After stumbling through the two New York tournaments, I currently find myself in 43rd place in the Toyota Bassmaster Angler of the Year race. According to the Bassmaster.com, that has me as the first man out of the projected Bassmaster Classic cutline, eight points behind Clark Wendlandt, although that’s subject to change. I’m only 17 points ahead of Yusuke Miyazaki in 51st, too. We’re all bunched up together, and no one is going to give the competition an inch.
This is my seventh year on the Bassmaster Elite Series, and I’ve yet to make a Classic. Two years ago, I came close but lost it at the AOY Championship. I’d be hungry to make it for the first time no matter where they held the tournament, but the chance to have a shot at the world championship at Guntersville, in March, is particularly appealing. I know I can catch them there at that time.
To get there, though, I first have to conquer Lake Tenkiller. It’s going to be a straight-up level playing field, and I love it. Of course, I’ll have to keep an open mind. I want to do everything I can so that I’m well within the Classic cut by the time the AOY Championship takes place on St. Clair. At the same time, a bomb is not an option. I need to make sure that I have a limit each day comprised of quality fish.
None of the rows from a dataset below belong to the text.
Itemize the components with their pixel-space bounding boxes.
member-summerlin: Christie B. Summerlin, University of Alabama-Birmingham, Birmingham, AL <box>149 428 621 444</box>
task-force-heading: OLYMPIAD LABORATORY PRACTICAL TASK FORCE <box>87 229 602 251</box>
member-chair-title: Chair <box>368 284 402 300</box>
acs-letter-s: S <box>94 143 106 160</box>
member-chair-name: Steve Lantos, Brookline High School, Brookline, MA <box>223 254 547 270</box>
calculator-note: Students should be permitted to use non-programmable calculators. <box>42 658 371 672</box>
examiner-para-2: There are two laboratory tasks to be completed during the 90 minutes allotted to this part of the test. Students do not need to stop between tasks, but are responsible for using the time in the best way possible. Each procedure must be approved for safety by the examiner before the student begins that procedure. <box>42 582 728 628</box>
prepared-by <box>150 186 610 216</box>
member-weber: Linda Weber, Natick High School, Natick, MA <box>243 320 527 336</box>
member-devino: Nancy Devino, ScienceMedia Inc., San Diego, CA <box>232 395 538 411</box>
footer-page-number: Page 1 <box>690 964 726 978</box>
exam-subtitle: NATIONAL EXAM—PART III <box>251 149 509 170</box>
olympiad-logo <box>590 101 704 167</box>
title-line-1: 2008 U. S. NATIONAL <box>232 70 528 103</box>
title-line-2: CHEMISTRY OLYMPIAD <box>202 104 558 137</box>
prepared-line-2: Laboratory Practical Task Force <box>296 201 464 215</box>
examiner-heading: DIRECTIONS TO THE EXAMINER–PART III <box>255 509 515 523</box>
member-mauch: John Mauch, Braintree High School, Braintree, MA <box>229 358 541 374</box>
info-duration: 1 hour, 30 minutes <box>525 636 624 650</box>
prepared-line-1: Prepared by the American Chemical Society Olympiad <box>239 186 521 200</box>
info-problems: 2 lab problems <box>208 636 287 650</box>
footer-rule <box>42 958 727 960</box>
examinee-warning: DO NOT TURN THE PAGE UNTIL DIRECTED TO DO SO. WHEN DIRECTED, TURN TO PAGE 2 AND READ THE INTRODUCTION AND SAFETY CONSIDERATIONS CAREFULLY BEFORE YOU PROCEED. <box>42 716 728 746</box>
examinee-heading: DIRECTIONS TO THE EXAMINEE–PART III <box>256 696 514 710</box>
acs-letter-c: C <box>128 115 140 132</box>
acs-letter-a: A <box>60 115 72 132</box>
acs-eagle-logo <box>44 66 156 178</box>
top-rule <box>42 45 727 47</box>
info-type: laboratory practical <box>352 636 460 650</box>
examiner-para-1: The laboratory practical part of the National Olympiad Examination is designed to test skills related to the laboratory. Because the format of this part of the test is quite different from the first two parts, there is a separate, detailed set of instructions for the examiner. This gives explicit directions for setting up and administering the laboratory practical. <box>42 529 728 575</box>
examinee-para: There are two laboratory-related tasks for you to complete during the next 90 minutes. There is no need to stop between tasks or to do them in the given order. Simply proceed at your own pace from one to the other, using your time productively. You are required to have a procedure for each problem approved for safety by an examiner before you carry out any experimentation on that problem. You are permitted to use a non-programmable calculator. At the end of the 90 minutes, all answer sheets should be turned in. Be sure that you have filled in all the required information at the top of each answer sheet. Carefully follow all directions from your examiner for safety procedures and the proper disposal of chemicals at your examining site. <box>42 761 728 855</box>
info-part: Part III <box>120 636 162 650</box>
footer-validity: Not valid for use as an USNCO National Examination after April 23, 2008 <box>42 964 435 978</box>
I didn’t pre-practice, but I have studied the map to at least get a sense of how the lake lays out. When practice starts I might have 50 different rods and reels, with 50 different baits, ready for action. I’ll be staying with Hank Cherry, and we’ll be sharing some general information, so between the two of us, we should be able to put something together.
Of course, I’d rather be higher in the standings, but some of my best finishes have come when my back was against the wall. Earlier this year at Guntersville, a lot of people considered me one of the pre-tournament favorites and then I struggled on the first day of competition. Fortunately, I was able to get back on track and ended up 10th. You can say I pulled a rabbit out of my hat or just screwed my head on straight, but when the chips were down I got the job done.
This downtime between New York and Oklahoma has been stressful for me. I’ve been working nonstop at my “day job,” but it’s hard to get fishing out of my mind. My friends and family have all been unconditionally supportive, but I know they’re a little stressed, too. On the drive home from Cayuga, my daughters called me and asked whether I was still inside the Classic cut. Now everyone is taking a hands-off approach. It’s like I’m a field goal kicker and they don’t want to get inside my head, fearful that it’ll result in me shanking the kick.
I’m 46 years old, and at this point in my career, I know that I’m best served by practicing about 10 hours a day during the official practice period. I’m pretty sure that this one will be different. When we get to Lake Tenkiller, I’m going to be out there from daylight to dark. My whole season rides on that one event, and I need to keep the train rolling with a strong finish.